- Born: Alofa Dawn Latafale Auva'a 8 June 1993 (age 33) Papakura, New Zealand
- Education: University of Otago
- Occupation: Lawyer
- Beauty pageant titleholder
- Title: Miss Samoa 2014; Miss Samoa New Zealand 2014; Miss Pacific Islands 2014; Miss World Samoa 2015;
- Hair color: Light brown
- Eye color: Hazel
- Major competitions: Miss World 2015 (unplaced); Miss Universe New Zealand 2018 (unplaced);

= Latafale Auva'a =

Samoan-New Zealand beauty pageant titleholder

Alofa Dawn Latafale Auva'a (born 8 June 1993) is a Samoan-New Zealand beauty pageant titleholder.
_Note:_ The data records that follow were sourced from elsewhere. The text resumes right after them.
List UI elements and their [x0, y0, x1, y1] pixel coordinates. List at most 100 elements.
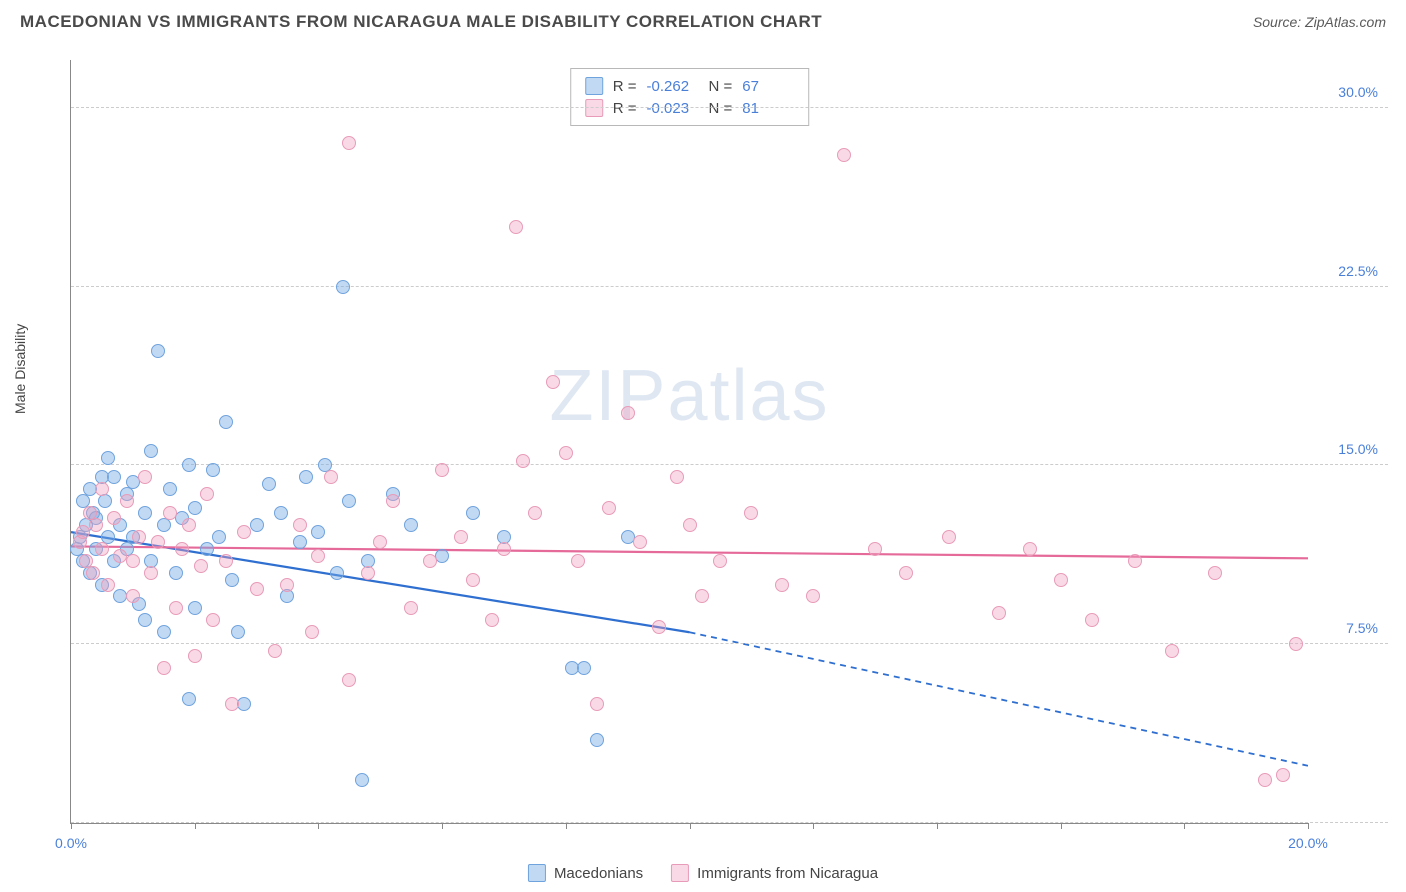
data-point [466, 573, 480, 587]
source-name: ZipAtlas.com [1305, 14, 1386, 30]
data-point [311, 549, 325, 563]
data-point [188, 649, 202, 663]
data-point [293, 518, 307, 532]
r-value: -0.262 [647, 78, 699, 95]
data-point [144, 566, 158, 580]
series-swatch [585, 77, 603, 95]
gridline [71, 822, 1388, 823]
data-point [305, 625, 319, 639]
data-point [219, 554, 233, 568]
data-point [1165, 644, 1179, 658]
data-point [262, 477, 276, 491]
gridline [71, 107, 1388, 108]
trend-lines [71, 60, 1308, 823]
x-tick-label: 0.0% [55, 835, 87, 851]
data-point [1276, 768, 1290, 782]
data-point [485, 613, 499, 627]
r-label: R = [613, 100, 637, 117]
data-point [899, 566, 913, 580]
data-point [1128, 554, 1142, 568]
chart-container: Male Disability ZIPatlas R =-0.262N =67R… [50, 48, 1388, 844]
data-point [652, 620, 666, 634]
data-point [528, 506, 542, 520]
n-label: N = [709, 78, 733, 95]
gridline [71, 643, 1388, 644]
x-tick [1308, 823, 1309, 829]
data-point [621, 406, 635, 420]
data-point [670, 470, 684, 484]
data-point [806, 589, 820, 603]
data-point [163, 482, 177, 496]
x-tick [1184, 823, 1185, 829]
data-point [355, 773, 369, 787]
data-point [126, 554, 140, 568]
legend-item: Immigrants from Nicaragua [671, 864, 878, 882]
data-point [163, 506, 177, 520]
y-tick-label: 15.0% [1338, 441, 1378, 457]
data-point [237, 697, 251, 711]
data-point [250, 582, 264, 596]
data-point [404, 518, 418, 532]
data-point [546, 375, 560, 389]
x-tick-label: 20.0% [1288, 835, 1328, 851]
series-swatch [585, 99, 603, 117]
data-point [342, 673, 356, 687]
data-point [120, 494, 134, 508]
data-point [311, 525, 325, 539]
x-tick [71, 823, 72, 829]
data-point [516, 454, 530, 468]
x-tick [937, 823, 938, 829]
data-point [280, 578, 294, 592]
chart-title: MACEDONIAN VS IMMIGRANTS FROM NICARAGUA … [20, 12, 822, 32]
data-point [138, 613, 152, 627]
data-point [98, 494, 112, 508]
y-tick-label: 7.5% [1346, 620, 1378, 636]
n-value: 67 [742, 78, 794, 95]
data-point [188, 501, 202, 515]
x-tick [813, 823, 814, 829]
legend: Macedonians Immigrants from Nicaragua [528, 864, 878, 882]
legend-item: Macedonians [528, 864, 643, 882]
data-point [157, 661, 171, 675]
y-axis-label: Male Disability [12, 324, 28, 414]
data-point [1208, 566, 1222, 580]
watermark-thin: atlas [667, 356, 829, 436]
gridline [71, 286, 1388, 287]
data-point [280, 589, 294, 603]
data-point [132, 530, 146, 544]
data-point [169, 601, 183, 615]
plot-area: ZIPatlas R =-0.262N =67R =-0.023N =81 7.… [70, 60, 1308, 824]
data-point [212, 530, 226, 544]
source-attribution: Source: ZipAtlas.com [1253, 14, 1386, 30]
data-point [86, 566, 100, 580]
data-point [497, 542, 511, 556]
data-point [590, 733, 604, 747]
data-point [342, 136, 356, 150]
data-point [157, 625, 171, 639]
stats-row: R = -0.262 N = 67 [585, 75, 795, 97]
r-label: R = [613, 78, 637, 95]
data-point [1258, 773, 1272, 787]
data-point [95, 542, 109, 556]
x-tick [318, 823, 319, 829]
data-point [633, 535, 647, 549]
x-tick [442, 823, 443, 829]
data-point [225, 697, 239, 711]
data-point [577, 661, 591, 675]
data-point [559, 446, 573, 460]
data-point [423, 554, 437, 568]
data-point [330, 566, 344, 580]
data-point [373, 535, 387, 549]
data-point [1054, 573, 1068, 587]
data-point [206, 613, 220, 627]
legend-label: Macedonians [554, 865, 643, 882]
data-point [157, 518, 171, 532]
data-point [713, 554, 727, 568]
data-point [435, 463, 449, 477]
data-point [182, 692, 196, 706]
data-point [336, 280, 350, 294]
x-tick [195, 823, 196, 829]
watermark: ZIPatlas [549, 355, 829, 437]
data-point [151, 535, 165, 549]
data-point [775, 578, 789, 592]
She is the first woman to hold four Pacific regional titles by winning Miss Samoa New Zealand 2014, Miss Samoa 2014, Miss Pacific Islands 2014 and Miss World Samoa 2015.

==Early life==
Auva'a was born in Papakura, New Zealand, to a Samoan father and English mother. She was educated at King's College, Auckland, where she was deputy head girl and received the University of Auckland's Top Pacific Chancellor Award. Auva'a opted to study law and music at the University of Otago.

==Personal life==
In 2018, Auva'a was bestowed a Samoan chief (Matai) title at a ceremony in Vaitele, Samoa. She is also a barrister and solicitor in New Zealand.